Ms. Leroux is nearing the end of a second four-year term as head of Desjardins, Quebec’s largest private-sector employer. Members will elect her replacement next spring and she’ll stay on for three months to ensure a smooth transition. She’s scheduled to speak to the Montreal Board of Trade on Monday about the financial group’s response to the sweeping change brought about by digital computing and communications technology.
Reflecting on her priorities for the institution and what remains to be done, she said key focuses for Desjardins going forward include building more critical mass in its business lines and making sure it innovates. Last year’s acquisition of State Farm Life Insurance Co.’s Canadian arm for an estimated $1.35-billion made Desjardins Canada’s second-largest property and casualty insurer.
A deal with France-based mutual-savings bank Crédit Mutuel vaulted it into the top 10 for payment processing.
“It’s very much important to be among the top five in your industry if not the top three,” Ms. Leroux said of the financial-services sector. “You need to have a certain position to be pertinent and have the capacity to have good returns on your capital.”
Those returns under Ms. Leroux have been brag-worthy. Surplus earnings in the latest quarter were up $183-million to $629-million while operating income rose 9 per cent. It finished the quarter with a tier 1A capital ratio of 16 per cent, besting many rivals.

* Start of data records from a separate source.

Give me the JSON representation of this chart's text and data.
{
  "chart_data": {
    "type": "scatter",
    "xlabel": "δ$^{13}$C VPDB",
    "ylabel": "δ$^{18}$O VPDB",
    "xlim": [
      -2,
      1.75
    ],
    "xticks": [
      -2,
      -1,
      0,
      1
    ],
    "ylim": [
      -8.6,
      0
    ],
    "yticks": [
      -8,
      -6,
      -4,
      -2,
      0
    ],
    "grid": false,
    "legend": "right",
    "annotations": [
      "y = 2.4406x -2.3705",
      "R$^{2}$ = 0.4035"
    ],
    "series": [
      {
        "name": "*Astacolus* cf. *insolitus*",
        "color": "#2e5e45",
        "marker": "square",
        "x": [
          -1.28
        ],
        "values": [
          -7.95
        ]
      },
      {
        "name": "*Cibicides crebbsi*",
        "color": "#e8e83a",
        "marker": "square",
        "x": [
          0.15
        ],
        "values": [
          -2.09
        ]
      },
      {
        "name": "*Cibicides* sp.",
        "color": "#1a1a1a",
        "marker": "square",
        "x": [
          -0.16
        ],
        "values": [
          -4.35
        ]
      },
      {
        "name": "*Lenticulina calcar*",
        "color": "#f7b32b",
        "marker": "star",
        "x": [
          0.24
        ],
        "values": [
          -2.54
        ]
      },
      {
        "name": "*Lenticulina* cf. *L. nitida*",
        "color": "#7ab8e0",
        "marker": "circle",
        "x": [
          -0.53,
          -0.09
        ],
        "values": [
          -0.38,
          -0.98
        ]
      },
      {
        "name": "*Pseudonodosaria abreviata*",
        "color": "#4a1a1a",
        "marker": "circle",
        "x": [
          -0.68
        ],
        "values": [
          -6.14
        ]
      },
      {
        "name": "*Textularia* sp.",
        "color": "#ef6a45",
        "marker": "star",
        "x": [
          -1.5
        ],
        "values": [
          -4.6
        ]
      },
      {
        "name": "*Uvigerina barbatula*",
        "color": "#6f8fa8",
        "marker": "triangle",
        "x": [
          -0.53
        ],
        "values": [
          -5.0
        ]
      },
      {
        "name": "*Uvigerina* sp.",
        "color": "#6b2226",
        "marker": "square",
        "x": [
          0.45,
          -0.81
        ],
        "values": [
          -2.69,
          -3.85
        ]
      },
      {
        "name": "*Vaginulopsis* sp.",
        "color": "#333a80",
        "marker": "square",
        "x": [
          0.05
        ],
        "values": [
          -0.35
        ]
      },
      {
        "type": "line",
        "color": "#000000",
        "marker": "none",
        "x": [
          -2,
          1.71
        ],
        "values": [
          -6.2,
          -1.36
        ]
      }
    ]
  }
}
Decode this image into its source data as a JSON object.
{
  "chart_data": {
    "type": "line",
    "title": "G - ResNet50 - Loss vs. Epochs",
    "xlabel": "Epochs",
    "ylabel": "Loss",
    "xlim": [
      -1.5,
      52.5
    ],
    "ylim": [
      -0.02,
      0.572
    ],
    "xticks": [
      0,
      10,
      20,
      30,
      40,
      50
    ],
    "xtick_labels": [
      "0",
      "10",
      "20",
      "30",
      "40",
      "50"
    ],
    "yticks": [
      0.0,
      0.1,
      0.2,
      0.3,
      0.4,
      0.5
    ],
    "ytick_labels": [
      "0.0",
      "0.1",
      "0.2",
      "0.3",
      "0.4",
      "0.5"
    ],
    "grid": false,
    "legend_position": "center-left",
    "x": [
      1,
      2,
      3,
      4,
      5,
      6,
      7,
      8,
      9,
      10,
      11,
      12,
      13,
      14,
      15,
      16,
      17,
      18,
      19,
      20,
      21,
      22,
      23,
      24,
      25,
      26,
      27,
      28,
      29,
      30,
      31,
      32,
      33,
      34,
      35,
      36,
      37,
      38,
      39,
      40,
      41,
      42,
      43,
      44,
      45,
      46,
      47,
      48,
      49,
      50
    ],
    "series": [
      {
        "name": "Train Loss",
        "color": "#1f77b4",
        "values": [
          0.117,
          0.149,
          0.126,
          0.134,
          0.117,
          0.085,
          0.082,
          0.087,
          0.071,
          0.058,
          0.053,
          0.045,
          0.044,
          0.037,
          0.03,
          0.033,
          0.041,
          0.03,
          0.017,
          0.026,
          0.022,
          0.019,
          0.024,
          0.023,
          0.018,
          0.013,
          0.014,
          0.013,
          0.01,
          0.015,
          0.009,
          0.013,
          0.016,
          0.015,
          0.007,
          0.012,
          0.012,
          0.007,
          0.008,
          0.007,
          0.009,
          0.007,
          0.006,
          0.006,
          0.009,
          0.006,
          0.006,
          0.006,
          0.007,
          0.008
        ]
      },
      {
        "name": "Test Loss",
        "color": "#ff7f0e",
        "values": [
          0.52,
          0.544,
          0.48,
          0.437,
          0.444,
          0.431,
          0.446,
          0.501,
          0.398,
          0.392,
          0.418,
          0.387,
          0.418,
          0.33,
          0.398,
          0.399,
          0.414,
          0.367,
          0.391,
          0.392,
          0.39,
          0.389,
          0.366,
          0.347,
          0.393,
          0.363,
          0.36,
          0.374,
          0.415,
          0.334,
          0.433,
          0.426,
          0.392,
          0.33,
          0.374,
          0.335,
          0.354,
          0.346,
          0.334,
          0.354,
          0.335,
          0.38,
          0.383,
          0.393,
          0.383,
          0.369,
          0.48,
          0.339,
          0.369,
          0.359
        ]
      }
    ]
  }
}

Desjardins has a commanding share of retail deposits in Quebec with a roughly 40-per-cent share and about 5 million member-clients. It has another 2 million clients outside the province, including those served at caisse branches in Ontario. In her first mandate as CEO, Ms. Leroux led the purchase of High River, Alta.-based insurer Western Financial Group for $440-million. The deal also gave Desjardins Western’s Bank West, which it relaunched as online depository Zag Bank.
“What [Desjardins is] trying to do is to leverage up their strength in Quebec and penetrate” farther into Canada, West of Quebec primarily, said Peter Routledge, an analyst at National Bank Financial. “That’s going to be hard for them because they’re going up against incumbents who don’t want to cede share.”
Mr. Routledge notes that the acquisitions Desjardins has done have been relatively small given its size. “They’re pursuing a fairly diligent expansion strategy where they’re trying to hit singles as opposed to hitting home runs. They’re not swinging for the fences in anything they’ve done. And that’s a pretty smart way to do it.”
Ms. Leroux is coy when asked about her plans after leaving Desjardins, but they will almost certainly include more work as a corporate director. Last week, she joined the board of convenience store chain Alimentation Couche-Tard Inc., a company she holds up as a model of entrepreneurship and global growth ambition.
“As Canadians, we can do things that could make a difference, not only in this country but also more globally,” she says of Canadian firms. “We need to grow on the international scene.”